Aripiprazole lauroxil (AL) 1064 mg every 2 months following initiation using the AL NanoCrystal Dispersion formulation (AL) plus 30-mg oral aripiprazole was efficacious and well tolerated in a 25-week, randomized, double-blind phase 3 trial in adults with acute schizophrenia. This post hoc analysis further characterized the safety of AL 1064 mg administered every 2 months and that of active control paliperidone palmitate (PP) 156 mg monthly based on occurrence, timing, and severity of adverse events (AEs) associated with antipsychotic medications. This study was conducted between November 2017 and March 2019. AL or PP was initiated during an inpatient stay of ≥ 2 weeks with transition to outpatient treatment thereafter. Rates of AEs of clinical interest, including injection site reactions (ISRs), motor AEs, sedation, hypotension, prolactin level increase, weight gain, and suicidal ideation/behavior, were summarized through weeks 4, 9, and 25 for each treatment. Of 200 patients who received ≥ 1 dose of study treatment, 99 (49.5%) completed the study (AL, 57%; PP, 43%). Mean (SD) baseline Positive and Negative Syndrome Scale total scores were 94.1 (9.04) and 94.6 (8.41) in the AL and PP treatment groups, respectively. AEs were reported by 69/99 (70%) patients administered AL and 72/101 (71%) administered PP; most AEs were mild or moderate in severity. ISRs (AL, 18.2%; PP, 26.7%) occurred primarily on days 1 and 8. All akathisia/restlessness AEs (AL, 10.1%; PP, 11.9%) occurred during the first 4 weeks; <10% of patients (either treatment) experienced hypotension, sedation, or suicidal ideation/behavior events. Weight gain of ≥ 7% from baseline occurred in 9.3% of AL- and 23.8% of PP-treated patients. Median prolactin concentrations changed by -4.60 and -3.55 ng/mL among AL-treated males and females, respectively, and did not exceed 2 times normal levels in any AL-treated patients. In PP-treated patients, changes were 21.20 and 80.40 ng/mL and concentrations exceeded 2 times normal in 38% and 88% of males and females, respectively. No new early- or late-emerging safety concerns were observed through 25 weeks of treatment with AL 1064 mg every 2 months following initiation using AL plus 30-mg oral aripiprazole. Results were consistent with known safety profiles of AL and PP and support the safety of AL 1064 mg every 2 months initiated using AL plus 30-mg oral aripiprazole. ClinicalTrials.gov identifier: NCT03345979.
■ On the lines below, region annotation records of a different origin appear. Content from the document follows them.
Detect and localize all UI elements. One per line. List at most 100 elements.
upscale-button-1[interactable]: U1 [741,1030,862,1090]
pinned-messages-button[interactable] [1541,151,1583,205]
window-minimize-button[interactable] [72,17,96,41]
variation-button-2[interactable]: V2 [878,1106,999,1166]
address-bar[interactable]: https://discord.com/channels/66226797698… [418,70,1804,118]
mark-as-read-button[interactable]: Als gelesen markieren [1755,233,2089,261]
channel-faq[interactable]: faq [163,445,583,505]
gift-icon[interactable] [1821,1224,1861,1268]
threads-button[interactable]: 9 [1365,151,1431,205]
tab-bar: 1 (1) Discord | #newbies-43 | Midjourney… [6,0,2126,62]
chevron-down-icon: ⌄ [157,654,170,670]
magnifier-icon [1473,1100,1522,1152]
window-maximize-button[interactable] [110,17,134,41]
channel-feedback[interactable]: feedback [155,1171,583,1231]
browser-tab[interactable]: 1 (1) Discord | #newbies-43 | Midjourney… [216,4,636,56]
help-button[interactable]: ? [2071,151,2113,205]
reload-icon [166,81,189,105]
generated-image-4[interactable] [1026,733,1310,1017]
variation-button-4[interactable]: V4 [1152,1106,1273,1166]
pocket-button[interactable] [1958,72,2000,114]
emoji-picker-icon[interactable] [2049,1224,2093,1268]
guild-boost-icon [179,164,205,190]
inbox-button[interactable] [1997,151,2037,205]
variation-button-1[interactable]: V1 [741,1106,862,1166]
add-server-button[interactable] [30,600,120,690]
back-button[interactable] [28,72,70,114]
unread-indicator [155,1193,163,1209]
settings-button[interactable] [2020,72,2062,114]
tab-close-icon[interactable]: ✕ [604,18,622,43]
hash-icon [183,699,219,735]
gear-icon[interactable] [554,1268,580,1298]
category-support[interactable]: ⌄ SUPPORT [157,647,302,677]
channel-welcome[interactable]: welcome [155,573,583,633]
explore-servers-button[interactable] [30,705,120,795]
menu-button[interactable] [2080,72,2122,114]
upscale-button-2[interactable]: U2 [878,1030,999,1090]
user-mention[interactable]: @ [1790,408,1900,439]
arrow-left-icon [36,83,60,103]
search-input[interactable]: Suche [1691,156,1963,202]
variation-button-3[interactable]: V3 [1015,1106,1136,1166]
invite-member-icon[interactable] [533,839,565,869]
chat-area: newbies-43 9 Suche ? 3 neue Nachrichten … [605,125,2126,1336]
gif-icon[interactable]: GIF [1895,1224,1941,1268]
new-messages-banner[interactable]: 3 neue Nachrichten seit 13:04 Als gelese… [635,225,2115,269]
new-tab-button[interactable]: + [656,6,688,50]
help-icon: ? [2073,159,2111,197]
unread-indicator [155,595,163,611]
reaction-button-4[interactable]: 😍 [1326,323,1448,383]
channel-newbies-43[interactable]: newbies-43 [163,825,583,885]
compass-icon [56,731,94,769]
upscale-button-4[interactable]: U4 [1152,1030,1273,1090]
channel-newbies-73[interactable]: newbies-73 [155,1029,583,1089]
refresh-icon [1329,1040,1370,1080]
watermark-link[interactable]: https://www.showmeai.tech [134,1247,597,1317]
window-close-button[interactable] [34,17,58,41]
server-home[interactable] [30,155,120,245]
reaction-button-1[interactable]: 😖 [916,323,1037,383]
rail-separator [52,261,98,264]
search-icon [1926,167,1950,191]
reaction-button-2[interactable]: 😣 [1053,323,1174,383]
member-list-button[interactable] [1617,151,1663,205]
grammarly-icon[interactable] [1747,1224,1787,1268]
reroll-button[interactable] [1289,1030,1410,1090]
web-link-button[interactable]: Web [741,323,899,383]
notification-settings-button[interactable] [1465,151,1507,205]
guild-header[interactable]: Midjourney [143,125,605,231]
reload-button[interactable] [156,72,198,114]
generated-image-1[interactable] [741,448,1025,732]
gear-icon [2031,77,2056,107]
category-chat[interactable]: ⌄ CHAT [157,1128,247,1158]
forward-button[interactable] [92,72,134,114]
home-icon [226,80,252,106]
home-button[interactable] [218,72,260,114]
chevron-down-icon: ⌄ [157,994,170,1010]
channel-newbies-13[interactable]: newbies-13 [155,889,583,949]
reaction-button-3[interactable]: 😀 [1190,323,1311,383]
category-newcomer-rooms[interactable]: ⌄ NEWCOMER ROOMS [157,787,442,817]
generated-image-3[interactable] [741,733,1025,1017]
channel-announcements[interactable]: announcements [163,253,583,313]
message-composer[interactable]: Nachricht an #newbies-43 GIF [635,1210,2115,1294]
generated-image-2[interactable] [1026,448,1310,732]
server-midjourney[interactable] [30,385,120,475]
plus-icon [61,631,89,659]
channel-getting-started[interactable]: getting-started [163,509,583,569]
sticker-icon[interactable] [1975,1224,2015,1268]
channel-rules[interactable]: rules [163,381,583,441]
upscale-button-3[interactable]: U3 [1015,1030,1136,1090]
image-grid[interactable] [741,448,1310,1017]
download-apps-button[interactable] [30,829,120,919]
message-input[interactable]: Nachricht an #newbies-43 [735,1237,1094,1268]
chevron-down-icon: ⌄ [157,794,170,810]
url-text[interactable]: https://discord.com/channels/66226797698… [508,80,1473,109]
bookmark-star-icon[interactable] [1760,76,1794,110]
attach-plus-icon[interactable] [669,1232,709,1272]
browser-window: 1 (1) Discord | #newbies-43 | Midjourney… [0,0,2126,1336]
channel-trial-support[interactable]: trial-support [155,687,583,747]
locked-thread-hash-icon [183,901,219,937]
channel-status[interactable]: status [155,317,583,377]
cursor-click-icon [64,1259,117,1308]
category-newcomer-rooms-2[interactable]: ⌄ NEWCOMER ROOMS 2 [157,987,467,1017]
阿立哌唑月桂酸酯(AL)1064mg,每 2 个月一次,在使用 AL 纳米晶体分散制剂(AL)起始治疗后[1],联合 30mg 口服阿立哌唑,在一项 25 周、随机、双盲、3 期临床试验中,对急性精神分裂症成人患者有效且耐受良好[2]。本事后分析进一步描述了每 2 个月给予阿立哌唑月桂酸酯 1064mg 的安全性,以及活性对照棕榈酸帕利哌酮(PP)每月 156mg 的安全性,基于与抗精神病药物相关的不良事件(AE)的发生、时间和严重程度[3]。这项研究于 2017 年 11 月至 2019 年 3 月进行[4]。AL 或 PP 在住院治疗≥2 周期间开始使用,此后转为门诊治疗[5]。在每个治疗的第 4、9 和 25 周,总结了与临床相关的 AE 发生率,包括注射部位反应(ISR)、运动 AE、镇静、低血压、催乳素水平升高、体重增加和自杀意念/行为[6]。在接受≥1 剂研究治疗的 200 名患者中,99 名(49.5%)完成了研究(AL 组 57%,PP 组 43%)[7]。AL 和 PP 治疗组患者的阳性和阴性症状量表总分基线均值(标准差)分别为 94.1(9.04)和 94.6(8.41)[8]。接受 AL 治疗的 69/99 名(70%)患者和接受 PP 治疗的 72/101 名(71%)患者报告了 AE;大多数 AE 的严重程度为轻度或中度[9]。ISR(AL 组 18.2%,PP 组 26.7%)主要发生在第 1 天和第 8 天[10]。所有静坐不能/不安(AL 组 10.1%,PP 组 11.9%)均发生在第 1-4 周内;<10%的患者(任何治疗)出现低血压、镇静或自杀意念/行为事件[11]。体重增加≥7%的患者分别有 9.3%的 AL 组和 23.8%的 PP 组[12]。接受 AL 治疗的男性和女性的催乳素中位数分别降低了-4.60 和-3.55ng/ml,且在任何接受 AL 治疗的患者中,浓度均未超过正常水平的 2 倍[13]。在接受 PP 治疗的患者中,变化分别为 21.20 和 80.40ng/ml,在 38%和 88%的男性和女性中,浓度分别超过正常水平的 2 倍[14]。在使用 AL 联合 30mg 口服阿立哌唑起始治疗后,每 2 个月给予阿立哌唑月桂酸酯 1064mg,25 周治疗期间未观察到新的早期或晚期安全性问题[15]。结果与阿立哌唑月桂酸酯和棕榈酸帕利哌酮已知的安全性特征一致,支持每 2 个月给予阿立哌唑月桂酸酯 1064mg 的安全性[16]。临床试验注册号:NCT03345979[17]。